Just as ZANU-PF told us there was “no vacancy” in the presidency, MDC-T secretary general Douglas Mwonzora used those exact same words on Monday. “I now that there is no vacancy for president in my party because Tsvangirai is still there,” he said.
Then you get to the stage where the party leader is compared to royalty, in order to silence talk of succession.
“In my Ndebele culture, it is wrong for a king’s two sons to discuss succession when the king is still alive,” MDC-T organising secretary Abednico Bhebhe was quoted as saying this week.
Shades of Johannes Ndanga, a pro-Mugabe apostolic church leader, who last year declared: “Mugabe is our king, and kings are not elected, they are installed by God”. Or Didymus Mutasa, who once told the BBC, “You have your queen, we have our king”.
There is also the stage when the family gets involved.
For Mugabe, it was his wife Grace taking over as women’s league leader, before angling to be Vice President. For Tsvangirai, it has not yet come to that. So far, his wife, Elizabeth, has steered clear of the limelight. However, a rival faction is whispering to journalists and in the party structures that she too is pulling levers behind the scenes, prodding her husband to retire and leave power in the hands of Nelson Chamisa.
We have even seen the stage where the leader’s spokesman is accused of being captured by a faction. MDC-T’s Bhebhe criticised Luke Tamborinyoka, Tsvangirai’s spokesman, for a statement in which Tsvangirai hinted at retirement.

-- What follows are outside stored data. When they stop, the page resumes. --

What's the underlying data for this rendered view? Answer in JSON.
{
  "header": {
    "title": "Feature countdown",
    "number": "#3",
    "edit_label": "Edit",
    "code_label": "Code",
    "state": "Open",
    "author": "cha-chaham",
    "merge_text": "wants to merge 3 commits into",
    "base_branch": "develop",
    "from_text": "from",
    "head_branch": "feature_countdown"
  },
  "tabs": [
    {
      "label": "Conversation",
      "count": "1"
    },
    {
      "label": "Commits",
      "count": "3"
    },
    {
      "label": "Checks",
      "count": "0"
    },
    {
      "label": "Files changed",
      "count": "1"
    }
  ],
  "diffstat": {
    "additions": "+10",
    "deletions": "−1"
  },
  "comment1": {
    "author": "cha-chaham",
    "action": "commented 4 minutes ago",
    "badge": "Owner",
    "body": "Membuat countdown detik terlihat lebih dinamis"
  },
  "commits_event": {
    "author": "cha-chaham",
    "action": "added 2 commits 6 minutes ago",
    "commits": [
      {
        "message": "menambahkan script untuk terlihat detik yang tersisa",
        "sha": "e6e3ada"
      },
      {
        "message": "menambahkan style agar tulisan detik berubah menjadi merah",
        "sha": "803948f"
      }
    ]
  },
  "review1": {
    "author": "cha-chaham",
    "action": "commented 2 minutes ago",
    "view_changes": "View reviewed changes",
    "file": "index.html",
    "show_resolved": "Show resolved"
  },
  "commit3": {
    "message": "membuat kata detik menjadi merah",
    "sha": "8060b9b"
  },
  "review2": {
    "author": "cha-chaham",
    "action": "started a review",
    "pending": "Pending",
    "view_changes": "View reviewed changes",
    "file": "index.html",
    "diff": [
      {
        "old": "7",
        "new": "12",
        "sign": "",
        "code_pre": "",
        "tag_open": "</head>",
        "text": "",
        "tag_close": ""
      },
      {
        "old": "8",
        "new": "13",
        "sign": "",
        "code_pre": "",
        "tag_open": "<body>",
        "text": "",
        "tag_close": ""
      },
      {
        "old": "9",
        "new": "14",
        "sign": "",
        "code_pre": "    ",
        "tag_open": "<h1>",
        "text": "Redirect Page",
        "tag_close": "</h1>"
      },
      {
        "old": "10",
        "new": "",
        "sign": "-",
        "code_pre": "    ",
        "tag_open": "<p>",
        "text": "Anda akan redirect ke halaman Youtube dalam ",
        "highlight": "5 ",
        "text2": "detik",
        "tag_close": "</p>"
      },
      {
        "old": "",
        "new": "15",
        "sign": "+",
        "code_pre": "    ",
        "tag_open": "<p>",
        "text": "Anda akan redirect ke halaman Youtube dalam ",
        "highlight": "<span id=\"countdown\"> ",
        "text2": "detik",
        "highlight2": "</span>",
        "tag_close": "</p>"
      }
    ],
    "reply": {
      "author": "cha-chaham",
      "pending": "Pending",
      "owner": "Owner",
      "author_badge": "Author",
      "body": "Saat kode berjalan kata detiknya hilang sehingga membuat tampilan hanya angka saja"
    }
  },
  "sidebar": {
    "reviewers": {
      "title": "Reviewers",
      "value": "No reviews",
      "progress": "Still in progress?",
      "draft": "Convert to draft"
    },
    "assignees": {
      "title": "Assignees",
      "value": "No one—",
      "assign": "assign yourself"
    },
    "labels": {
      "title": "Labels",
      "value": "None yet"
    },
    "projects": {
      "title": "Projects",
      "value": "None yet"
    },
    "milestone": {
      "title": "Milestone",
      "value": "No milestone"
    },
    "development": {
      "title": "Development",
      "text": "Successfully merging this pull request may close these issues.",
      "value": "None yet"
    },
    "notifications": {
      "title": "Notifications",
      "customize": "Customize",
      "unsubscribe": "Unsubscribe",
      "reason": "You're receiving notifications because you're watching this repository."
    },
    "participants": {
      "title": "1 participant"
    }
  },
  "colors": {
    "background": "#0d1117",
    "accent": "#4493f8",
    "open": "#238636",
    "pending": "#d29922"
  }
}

“We all know that any sick person does not think straight hence we suspect that the statement did not originate from him,” Bhebhe said, casting his own leader in bad light.
One group in the MDC-T claims Tamborinyoka is not speaking for his boss, but for a faction. Nothing new there. A flashback to Sarah Mahoka, who openly challenged Mugabe in public to say whether or not his spokesman George Charamba was speaking for him when he criticised G40 politicians. Jonathan Moyo whined at the time: “Charamba must not abuse his civil servant role as Information Perm Sec to serve successionists.”
It has not been as dramatic as when Grace put down Charamba in Chinhoyi, but we have again seen a spokesman being silenced by a leader’s family. Last week, Tsvangirai’s two brothers, Collins and Manase, publicly muted Tamborinyoka and made Elias Mudzuri Tsvangirai’s sole spokesman. Bizarrely, Collins later told the media that Tsvangirai had not authorised that decision. It was a family decision to silence a party employee.
There is now talk of the family being used to get to Tsvangirai. We’ve seen this before, when Charamba complained about people “who think by sheer proximity, they can build messages around the First Family”.